Levine explained that another factor – yield rates – are driving colleges to lower their acceptance rates as well.
Within college admissions, a college’s yield rate refers to the percentage of students that choose to attend that college after being offered admission. Schools prefer to keep this percentage high, as it indicates that their school is desirable.
However, many colleges had trouble determining how many students would accept admission to their school amid the pandemic. To protect their yield rate and prevent problems like housing shortages, which occurred at the University of Tampa, colleges accepted fewer applicants and placed more on the waitlist.
Reimagining extracurriculars
In addition to altering the testing component of college admissions, COVID-19 impacted the community engagement aspect of the process as well.

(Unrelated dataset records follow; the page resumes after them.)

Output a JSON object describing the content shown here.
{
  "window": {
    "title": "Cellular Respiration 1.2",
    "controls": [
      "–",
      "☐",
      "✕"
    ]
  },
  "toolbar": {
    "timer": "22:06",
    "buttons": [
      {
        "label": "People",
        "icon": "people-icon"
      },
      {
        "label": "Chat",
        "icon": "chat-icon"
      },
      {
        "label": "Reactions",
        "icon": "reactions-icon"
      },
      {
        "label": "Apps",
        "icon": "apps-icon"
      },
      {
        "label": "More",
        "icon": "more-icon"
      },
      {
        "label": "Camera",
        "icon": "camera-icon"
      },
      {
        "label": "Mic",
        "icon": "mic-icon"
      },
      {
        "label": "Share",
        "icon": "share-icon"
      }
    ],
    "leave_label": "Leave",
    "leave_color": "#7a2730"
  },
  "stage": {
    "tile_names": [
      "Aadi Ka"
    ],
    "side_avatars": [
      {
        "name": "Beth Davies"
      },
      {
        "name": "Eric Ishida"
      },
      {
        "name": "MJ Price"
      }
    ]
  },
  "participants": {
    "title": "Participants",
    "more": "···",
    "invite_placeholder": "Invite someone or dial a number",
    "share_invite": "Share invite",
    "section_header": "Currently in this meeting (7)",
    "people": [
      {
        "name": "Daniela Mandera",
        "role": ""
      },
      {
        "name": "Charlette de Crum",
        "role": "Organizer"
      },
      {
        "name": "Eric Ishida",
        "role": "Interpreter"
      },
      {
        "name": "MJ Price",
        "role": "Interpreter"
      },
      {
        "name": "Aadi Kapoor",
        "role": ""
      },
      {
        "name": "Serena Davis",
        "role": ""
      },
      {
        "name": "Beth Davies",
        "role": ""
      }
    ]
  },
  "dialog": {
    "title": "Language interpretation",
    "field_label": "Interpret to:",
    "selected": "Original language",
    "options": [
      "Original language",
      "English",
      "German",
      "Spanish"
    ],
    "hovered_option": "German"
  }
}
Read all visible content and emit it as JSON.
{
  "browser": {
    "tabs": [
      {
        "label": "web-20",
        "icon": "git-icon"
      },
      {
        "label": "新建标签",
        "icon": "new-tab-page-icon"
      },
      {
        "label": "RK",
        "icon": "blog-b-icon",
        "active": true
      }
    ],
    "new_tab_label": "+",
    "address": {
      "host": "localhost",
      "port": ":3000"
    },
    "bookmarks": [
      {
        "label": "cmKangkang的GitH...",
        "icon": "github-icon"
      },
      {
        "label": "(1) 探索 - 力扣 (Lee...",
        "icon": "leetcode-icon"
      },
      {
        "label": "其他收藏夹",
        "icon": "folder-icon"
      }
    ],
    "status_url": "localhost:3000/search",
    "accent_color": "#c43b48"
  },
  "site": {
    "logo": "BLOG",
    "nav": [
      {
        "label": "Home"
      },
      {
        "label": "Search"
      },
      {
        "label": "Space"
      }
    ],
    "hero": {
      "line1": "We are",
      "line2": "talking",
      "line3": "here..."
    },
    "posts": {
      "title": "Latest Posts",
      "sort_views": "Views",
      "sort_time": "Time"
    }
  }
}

When viewing prospective students’ applications, college admissions officers use a holistic approach – evaluating the student as a whole, rather than reducing them to a test score or grade point average. Thus, community engagement and extracurricular activities are vital components of a student’s application.
However, community-wide closures, restrictions on gatherings, and alternative teaching methods halted the normal operations of these activities. Most opportunities were held virtually, but some disbanded completely.
Recognizing this detrimental effect of COVID-19, many colleges vowed to evaluate the class of 2021’s applications with an awareness of the uncertainty and challenges of the time. In June 2020, over 300 college admissions deans, including those at local schools such as Mount Saint Mary College and Rutgers University, signed a statement promising that no student would be disadvantaged for not engaging in extracurriculars during the pandemic.
But, will colleges still uphold this policy for the members of the class of 2023?
Lynn Lillian and Sharon Davis of College Mode Consulting said they will.
“The lucky thing about college admissions is that, in terms of that global experience – the pandemic — kids are getting compared to one another on the same playing field,” said Lillian. “It’s not as if colleges are looking at kids that didn’t have those more traditional kind of markers of community engagement and saying, ‘You’re not good enough.’”
Alternatively, the pair said that colleges are searching for students who made the most of their time during the pandemic, even if the activities were “non-typical.”
“We’ve had students that did independent projects that ranged from tapping out all of Duolingo in Mandarin Chinese over a summer, to designing and building a deck with their dad,” said Lillian. “Colleges look at those types of activities because they know clubs aren’t happening in school.”
For many students, the quarantine period of the pandemic opened up time to explore individual endeavors outside of academics.
“That was one of the silver linings of COVID and being home; you could really focus on the things that matched your values and interests,” Davis said.
They found that kids who focused on their interests during the pandemic were able to learn more about themselves, leading them to find better aligned college matches.
“Colleges are interested in how you grew in high school. How do you want to grow in college? Are we a good fit for you? Are you a good fit for us?” Lillian said. “The more awareness kids have about those things – who they are, what their values are, what their priorities are – the better they are able to answer that question.”
In all, colleges and universities seem to be understanding of the hardships caused by the pandemic. If applicants in the class of 2023 are still uncertain, Levine encourages students to write about their COVID-19 experience in the “Additional Information” section of their college application.
“Colleges are interested in how you grew in high school. How do you want to grow in college? Are we a good fit for you? Are you a good fit for us? The more awareness kids have about those things – who they are, what their values are, what their priorities are – the better they are able to answer that question.” - Lynn Lillian, College Mode Consulting.